As I look back, my true lesson from Chucky Mullins is greater than any stupid football game. The real takeaway is that the greatest blessing we have in our lives is family. When times are tough, it’s the only thing that really matters. Chucky’s journey taught us that qualities like faith, love, resilience, and courage transcend the insignificant things like wins and losses. Life is about the look on a child’s face when it’s time for the opening kickoff and anything is possible. Life is about knowing that child’s father has the exact same look on his face at that exact time, no matter how old or jaded he pretends to be.
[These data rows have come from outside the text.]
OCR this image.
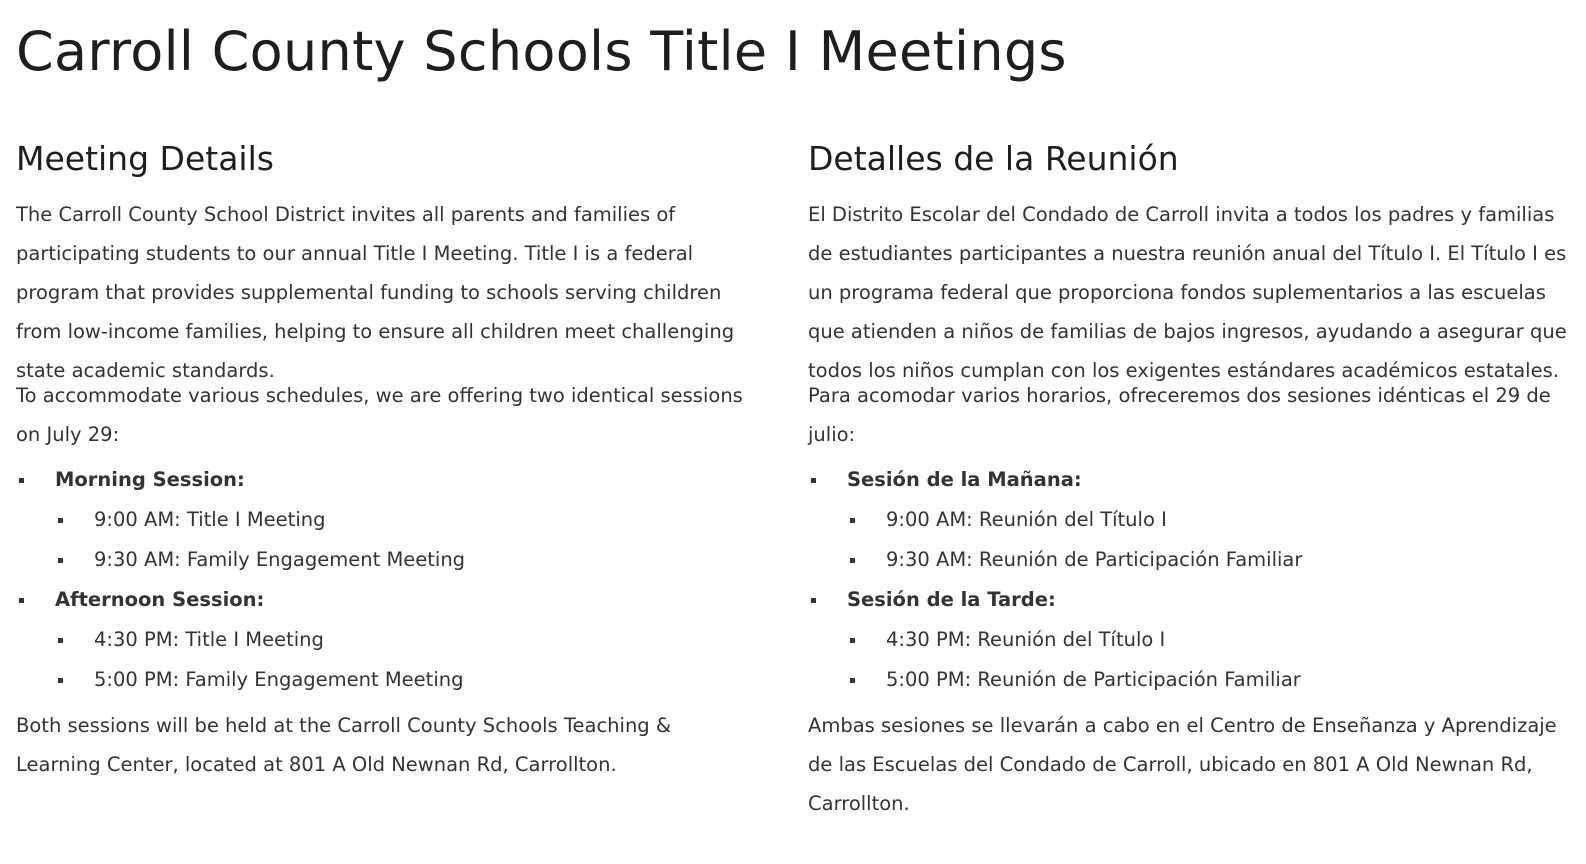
Carroll County Schools Title I Meetings
Meeting Details

The Carroll County School District invites all parents and families of participating students to our annual Title I Meeting. Title I is a federal program that provides supplemental funding to schools serving children from low-income families, helping to ensure all children meet challenging state academic standards.

To accommodate various schedules, we are offering two identical sessions on July 29:

Morning Session:
9:00 AM: Title I Meeting
9:30 AM: Family Engagement Meeting
Afternoon Session:
4:30 PM: Title I Meeting
5:00 PM: Family Engagement Meeting

Both sessions will be held at the Carroll County Schools Teaching & Learning Center, located at 801 A Old Newnan Rd, Carrollton.

Detalles de la Reunión

El Distrito Escolar del Condado de Carroll invita a todos los padres y familias de estudiantes participantes a nuestra reunión anual del Título I. El Título I es un programa federal que proporciona fondos suplementarios a las escuelas que atienden a niños de familias de bajos ingresos, ayudando a asegurar que todos los niños cumplan con los exigentes estándares académicos estatales.

Para acomodar varios horarios, ofreceremos dos sesiones idénticas el 29 de julio:

Sesión de la Mañana:
9:00 AM: Reunión del Título I
9:30 AM: Reunión de Participación Familiar
Sesión de la Tarde:
4:30 PM: Reunión del Título I
5:00 PM: Reunión de Participación Familiar

Ambas sesiones se llevarán a cabo en el Centro de Enseñanza y Aprendizaje de las Escuelas del Condado de Carroll, ubicado en 801 A Old Newnan Rd, Carrollton.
It’s the marvel in a young boy’s eyes when he listens to another tired story about his granddad rooting for that same team through thick and thin. It’s a tie that binds. I would do anything to go to one more Ole Miss game with my Dad. I cherish those memories of just the two of us on a two-lane road after a game. Maybe one day my own boys will look back at our own late night trips and smile as much as I do when we make those trips together. Maybe one day they will have kids of their own and make their own memories at these games. Wouldn’t that be something?
Our team will not win every game. Hell, some years it seems like our team won’t win any games. But Chucky is right. Families never quit. Thanks, 38.